Among the great churches of Northern Europe, the cathedral of St. Stephen stands third, it being surpassed only by the cathedrals of Beauvais and Cologne.
This fact is frequently overlooked, and ordinarily Metz would be classed with that secondary group which includes Reims, Bourges, and Narbonne; but so accurate an authority as Professor Freeman vouches for the statement.
The clerestory, of a prodigious height, is borne aloft by a series of rather squat-looking pillars, but again figures demonstrate that the cathedral at Metz is truly one of the wonders of its kind.
There is a north tower which is, or was, a part of the civic establishment as well, in that it contained an alarm-bell, similar to those employed in the Netherlands, known as La Mutte. Twin towerlets straddle the nave of the cathedral in a quite unexplainable manner.
Altogether the building has a most remarkable[{122}] and not wholly beautiful sky-line, to which one must become accustomed before it is wholly loved.
Decidedly the least likable portion of the exterior of St. Stephen's is the west front, which is decidedly incongruous, whereas in most places it is the west front that shines and is truly brilliant. Certainly, in this respect Metz does not follow that French tradition which, in its Gothic churches, it otherwise obeys.

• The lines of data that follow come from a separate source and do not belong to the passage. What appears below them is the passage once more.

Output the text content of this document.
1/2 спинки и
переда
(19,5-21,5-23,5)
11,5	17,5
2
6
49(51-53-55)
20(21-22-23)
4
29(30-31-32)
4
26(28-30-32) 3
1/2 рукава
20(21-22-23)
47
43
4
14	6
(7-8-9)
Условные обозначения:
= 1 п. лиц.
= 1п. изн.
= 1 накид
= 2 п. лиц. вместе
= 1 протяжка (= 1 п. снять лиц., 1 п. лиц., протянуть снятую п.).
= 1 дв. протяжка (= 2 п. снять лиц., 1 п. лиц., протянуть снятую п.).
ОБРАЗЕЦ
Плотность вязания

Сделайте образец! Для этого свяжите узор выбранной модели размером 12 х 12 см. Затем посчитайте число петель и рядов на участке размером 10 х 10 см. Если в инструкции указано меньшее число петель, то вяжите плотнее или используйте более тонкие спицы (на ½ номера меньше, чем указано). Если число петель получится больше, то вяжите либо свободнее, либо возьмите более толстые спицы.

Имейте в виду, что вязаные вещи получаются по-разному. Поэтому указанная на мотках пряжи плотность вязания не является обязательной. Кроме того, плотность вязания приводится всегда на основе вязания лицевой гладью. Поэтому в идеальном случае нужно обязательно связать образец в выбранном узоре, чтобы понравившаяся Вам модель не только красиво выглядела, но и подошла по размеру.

St. Stephen's really rises to almost a supreme height. It has been said to exceed that of Amiens and Beauvais, but this is manifestly not so, for, if the figures are correct, it is some seven feet lower than Amiens and twenty lower than Beauvais. Still, it rises to a daring height, and its "walls of glass," with their enormously tall clerestory windows, only accentuate its airiness and grace.
This last quality is remarkable in Gothic architecture of so early a period, the thirteenth century. At St. Ouen at Rouen, to which its openness may be compared, and perhaps to Gloucester in England, the work is of a much later date.